Manufacturing output levels across the eurozone reached a six-month high during January, a sign that a slide into recession may be avoided.
The output index, Markit’s purchasing managers index (PMI) that measures the level of growth across 4,500 companies in the eurozone, has now risen for three successive months, levelling out at 50.0.
Despite a poor final quarter in 2011, this figure means that there has been no change in manufacturing output levels during January, signalling that the sector has stabilised.
This suggests that the rate of contraction may have peaked back in October 2011. Led by a resurgent manufacturing sector in Germany, which saw its largest increase for seven months, output continued to fall across the rest of the region as a whole but was the smallest contraction for four months.

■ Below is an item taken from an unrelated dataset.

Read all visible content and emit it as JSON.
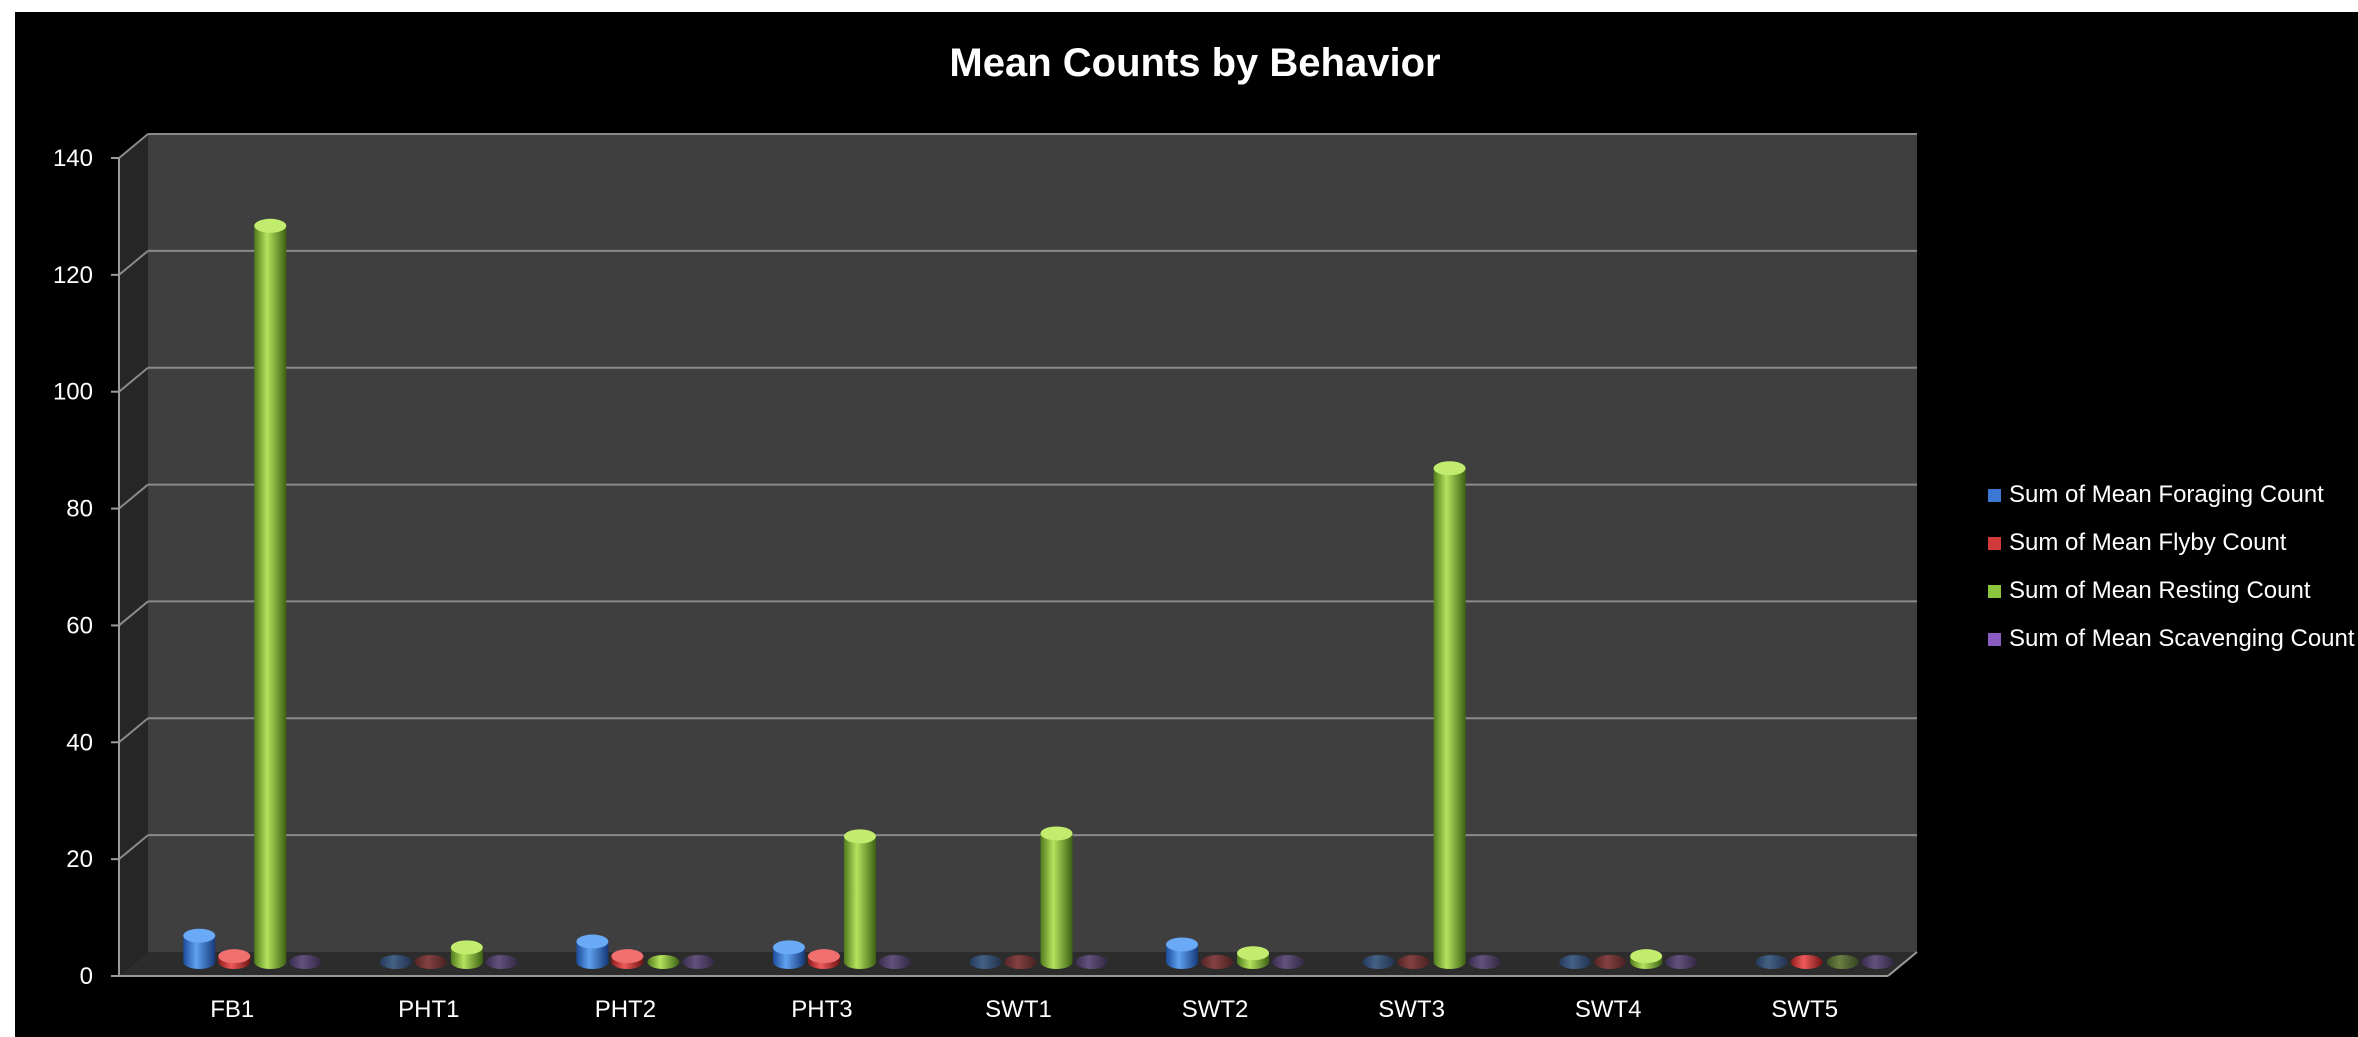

Incoming new business continued to fall, although the rates of decline eased to a six-month low in manufacturing. Goods producers also reported the smallest drop in new export orders for six months.
With inflows of new orders continuing to deteriorate, backlogs of work fell across the region for the seventh successive month. The overall fall was the smallest for four months, but nonetheless sufficient to lead firms to cut employment for the first time since April 2010. The decline in jobs was driven by services, as manufacturing headcounts rose slightly on average.
Manufacturers raised the price of their goods, which reflected the need to pass on higher input costs as the price of raw materials continued to rise.
The forward-looking orders-to-inventory ratio remained low compared with the survey’s long-run average, but rose in January to hit a seven-month high.
Commenting on the flash PMI data, Chris Williamson, chief economist at Markit said: “The Eurozone economy appears to have stabilised in January, showing a marginal increase after a 0.5-0.6% contraction in gross domestic product in the final quarter of last year.”
Mr Williamson added: “However, we remain cautious about the improvement. Inflows of new business continued to fall, meaning the marginal increase in output seen in January was the result of firms eating into their backlogs of orders.”
Williamson concluded that companies have entered a challenging-looking 2012 with a focus on cutting costs and boosting productivity.